On this episode of A Wiser Retirement™ Podcast, Casey Smith and Andrew Pratt, CFA, talk about market performance in 2023 and discuss the potential for choppy waters ahead. They also delve into market expectations, the comparison between growth and value investments, bond performance, and provide insights into the market’s future direction. They will educate you on the significance of asset allocation and diversification within portfolios, offering actionable steps for effectively managing risk exposure.
2023 was expected to be a year of doom and destruction in the market. All the predictions for this year were bleak. There was a lot of AI hype, which drove up market expectations and earnings growth projections. Strong GDP growth and a robust labor market played a significant role in the market’s great performance in 2023. Year to date, the S&P 500 is currently up a little over 17%, compared to being down 18% last year.
Growth vs Value
Another thing we look at is growth vs value. Value stocks tend to pay higher dividends, typically can’t grow their market share, and can be managed better. A growth stock is something like Apple or Pepsi. People thought value was going to make a comeback from 2022 into 2023, but that hasn’t happened at all.
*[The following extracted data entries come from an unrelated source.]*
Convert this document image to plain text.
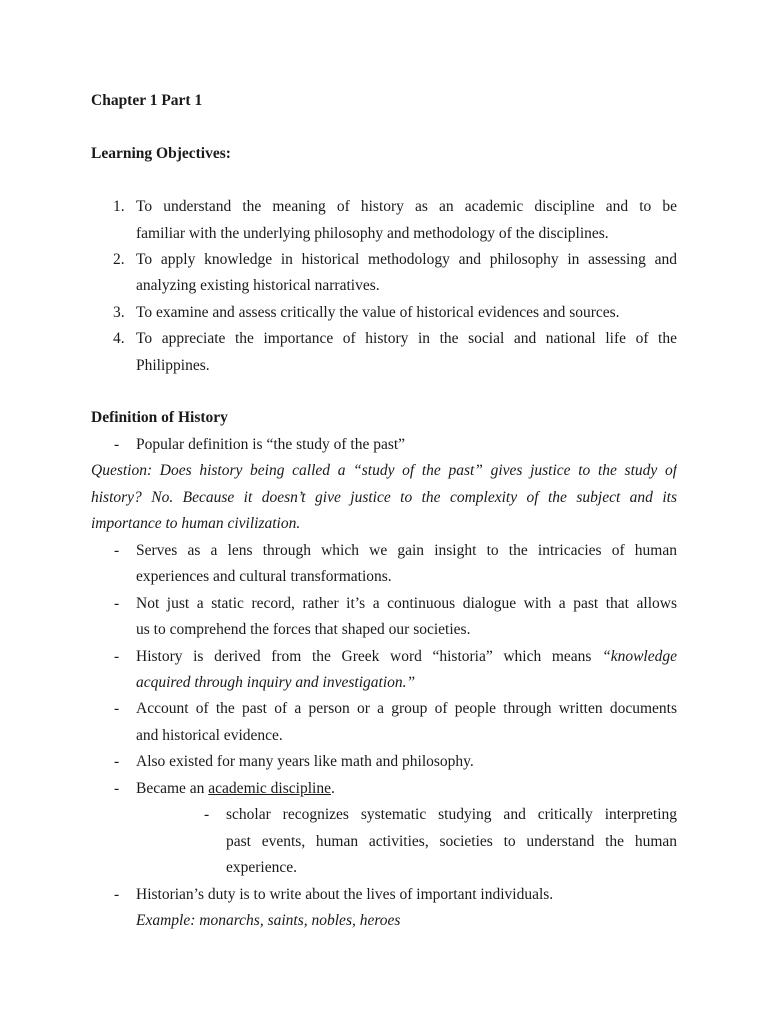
Chapter 1 Part 1
Learning Objectives:
1. To understand the meaning of history as an academic discipline and to be
familiar with the underlying philosophy and methodology of the disciplines.
2. To apply knowledge in historical methodology and philosophy in assessing and
analyzing existing historical narratives.
3. To examine and assess critically the value of historical evidences and sources.
4. To appreciate the importance of history in the social and national life of the
Philippines.
Definition of History
- Popular definition is “the study of the past”
Question: Does history being called a “study of the past” gives justice to the study of
history? No. Because it doesn’t give justice to the complexity of the subject and its
importance to human civilization.
- Serves as a lens through which we gain insight to the intricacies of human
experiences and cultural transformations.
- Not just a static record, rather it’s a continuous dialogue with a past that allows
us to comprehend the forces that shaped our societies.
- History is derived from the Greek word “historia” which means “knowledge
acquired through inquiry and investigation.”
- Account of the past of a person or a group of people through written documents
and historical evidence.
- Also existed for many years like math and philosophy.
- Became an academic discipline.
- scholar recognizes systematic studying and critically interpreting
past events, human activities, societies to understand the human
experience.
- Historian’s duty is to write about the lives of important individuals.
Example: monarchs, saints, nobles, heroes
Growth has outperformed value by 24% YTD.
For conservative investors in 2022, the bond market was hard. Interest rates rose faster than ever in history. Year to date, bonds have performed slightly positive. This isn’t stellar, but it’s better than being down. The main thing to remember about bonds is that they are mainly for diversification and protection of the portfolio.
Concerns About Where the Market is Headed
One of the concerns in the market right now is the inverted yield curve. This is when the short term yield is higher than the long term yield. It has almost been inverted for a year now. The short term interest rate is supposed to be lower than the long term interest rate, but right now it’s flipped.
Another concern has to do with the index that looks at leading economic data, which is the leading economic indicators. This is put out by the conference board and they look at 10 different leading variables. That leading index has declined 16 months in a row.
What actions should investors take now?
At the end of the day, it’s important to keep in mind that your focus should be on the long-term. Stay invested and don’t get caught up on trying to time the market. When we take clients through our financial planning process and look at probabilities of success, every one of those probabilities includes repeating the great financial crisis. By having a plan in place like this, our clients are prepared no matter how the market ends up performing.